It probably would. The Quadro M1000m is what I would call an entry-level graphics card, though, primarily meant for 2D CAD work.
@MikeWayzovski can you add 2021? I don’t seem to have access to edit the form
Dell XPS 8940
64GB DDR 2933
(system does have excessive CPU power throttling, etc.)
1920x1200 monitor, 8 bit colour
anti aliased textures
55 fps with profiles turned off.
results without the used screen resolution (or the resolution of a scaled SU window) and Anti Aliasing (“Preferences > OpenGL”) are still pretty useless because not comparable.
With eGPU (RTX 3090 24GB VRAM) at 2560x1440 resolution:
WIth internal GPU (AMD Radeon Pro 4GB VRAM) at 2560x1440 resolution:
I thought the viewport performance depends mainly on CPU but it seems better GPUs has an effect as well!
Where is this Module “Test”, and the method “time_display” documented? I’m not finding it in searches, but the word “Test” is such a generic term.
In the console, typing “Test.methods” results in a large list. How do I use the method “.show_fps”?
How do I get the values displayed in the message box into variables in a Ruby script?
Only just realised that this benchmark existed! Frames per second with original settings in the file: 31.5922.
After I turned off shadows and chose the style Shaded with Textures: 60.5306.
I’m confused why SU included shadows and a more resource intensive Style setting to begin with. You’re already slowing the file down. I never use shadows and always use Shaded with Textures anyway.
This clearly shows how efficient workflows definitely optimises SketchUp
Spec (5 years old!):
Dual Intel(R) Xeon(R) CPU E5-2630
NVIDIA GTX 980i
60 fps is pretty good. Of the things that are on by default, that slow down performance, Profiles is one of the worst. Turning off Profiles can make a big difference.
100%! I advise my students to use the ‘fast modelling’ styles all the time, particularly Shaded with Textures!
There are no special modes in SketchUp, you always work in the ‘endresult’ or editing mode. So adjusting the render style has great impact on performance
Fair point. View size: 1893 x 913. Anti Aliasing is set to 0.
Totally! I always knew that but I never had something ‘tangible’ ro prove it (until now!).
Just set up a new laptop… a modest Dell Inspiron with integrated Iris Xe GPU.
Inspirion 15 5510
Iris XE (shared memory)
Completely stock with no setting changes, and at 1080p native display, default Sketchup 2021 install with 4x AA.
Im impressed by how smooth this feels. I made 84 duplicate copies of the Test Time Display sample model, and it still feels smooth and gives 11-12 FPS during the test. Compared to my laptops with dedicated GPUs, this one keeps the shadows visible instead of hiding & recalculating them as I orbit - it’s a nicer experience.

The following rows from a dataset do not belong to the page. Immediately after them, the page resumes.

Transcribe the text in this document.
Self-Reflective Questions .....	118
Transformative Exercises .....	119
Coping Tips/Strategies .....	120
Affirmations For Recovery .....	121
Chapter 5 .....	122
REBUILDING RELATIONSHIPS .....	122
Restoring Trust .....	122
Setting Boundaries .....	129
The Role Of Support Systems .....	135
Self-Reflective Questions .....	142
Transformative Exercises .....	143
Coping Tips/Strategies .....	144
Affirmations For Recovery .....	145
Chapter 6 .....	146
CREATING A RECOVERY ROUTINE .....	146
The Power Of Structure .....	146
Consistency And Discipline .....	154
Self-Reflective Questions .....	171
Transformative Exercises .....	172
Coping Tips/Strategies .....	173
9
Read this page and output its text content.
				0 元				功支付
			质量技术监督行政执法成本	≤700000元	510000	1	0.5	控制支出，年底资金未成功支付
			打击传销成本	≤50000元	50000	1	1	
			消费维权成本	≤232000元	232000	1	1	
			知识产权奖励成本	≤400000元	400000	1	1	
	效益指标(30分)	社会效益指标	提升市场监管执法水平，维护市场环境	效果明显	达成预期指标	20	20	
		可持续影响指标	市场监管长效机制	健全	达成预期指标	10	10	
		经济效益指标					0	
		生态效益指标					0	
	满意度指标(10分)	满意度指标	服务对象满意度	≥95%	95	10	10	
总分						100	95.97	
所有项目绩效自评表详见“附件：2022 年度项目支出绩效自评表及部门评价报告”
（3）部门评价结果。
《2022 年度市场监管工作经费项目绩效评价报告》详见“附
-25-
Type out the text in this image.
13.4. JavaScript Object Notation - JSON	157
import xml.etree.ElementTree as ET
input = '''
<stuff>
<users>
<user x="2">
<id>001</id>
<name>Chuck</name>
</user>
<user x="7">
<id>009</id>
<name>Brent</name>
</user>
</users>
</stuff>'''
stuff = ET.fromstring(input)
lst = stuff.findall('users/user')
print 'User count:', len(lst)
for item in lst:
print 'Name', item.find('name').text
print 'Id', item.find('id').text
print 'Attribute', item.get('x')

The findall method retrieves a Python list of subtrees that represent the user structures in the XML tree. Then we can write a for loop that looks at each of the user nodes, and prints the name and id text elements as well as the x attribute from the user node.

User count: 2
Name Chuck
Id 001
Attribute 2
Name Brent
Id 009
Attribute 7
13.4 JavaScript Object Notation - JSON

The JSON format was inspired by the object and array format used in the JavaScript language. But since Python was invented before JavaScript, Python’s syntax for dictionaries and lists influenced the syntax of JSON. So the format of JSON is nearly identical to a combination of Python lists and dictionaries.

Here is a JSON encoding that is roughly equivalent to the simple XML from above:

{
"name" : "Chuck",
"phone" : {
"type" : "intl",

But there is an error with the text overlay that I haven’t seen before on other systems…
I might do a bit more testing if anyone is particularly interested, but for now I’d say the performance of the Iris Pro is good.
As a reference, my “workstation laptop” (an older i8750h, 32gb DDR4 and 1070max-q) scores about the same in this test.
Drivers/stability is untested but that overlay bug worries me slightly.
Also, since the Iris XE shares system RAM, you will want at least 16GB total RAM in the laptop, but 32GB wouldn’t be overkill if you run lots of Chrome tabs and sketchup windows + LO.
Do you have Fast Feedback on or off? (Window menu>Preferences>OpenGL) Most integrated graphics don’t support Fast Feedback.
any reason why this?
would at least use an AA of “2x”, better “4x”… more doesn’t help much more.
With Retina displays lines are already not very jaggy. You can see changes with 2x and 4x, but not enough to be worth giving up performance.
For the benchmark test though, Profiles and Shadows, and 4x AA, ought to be on. Then it’s a fairer comparison between different machines.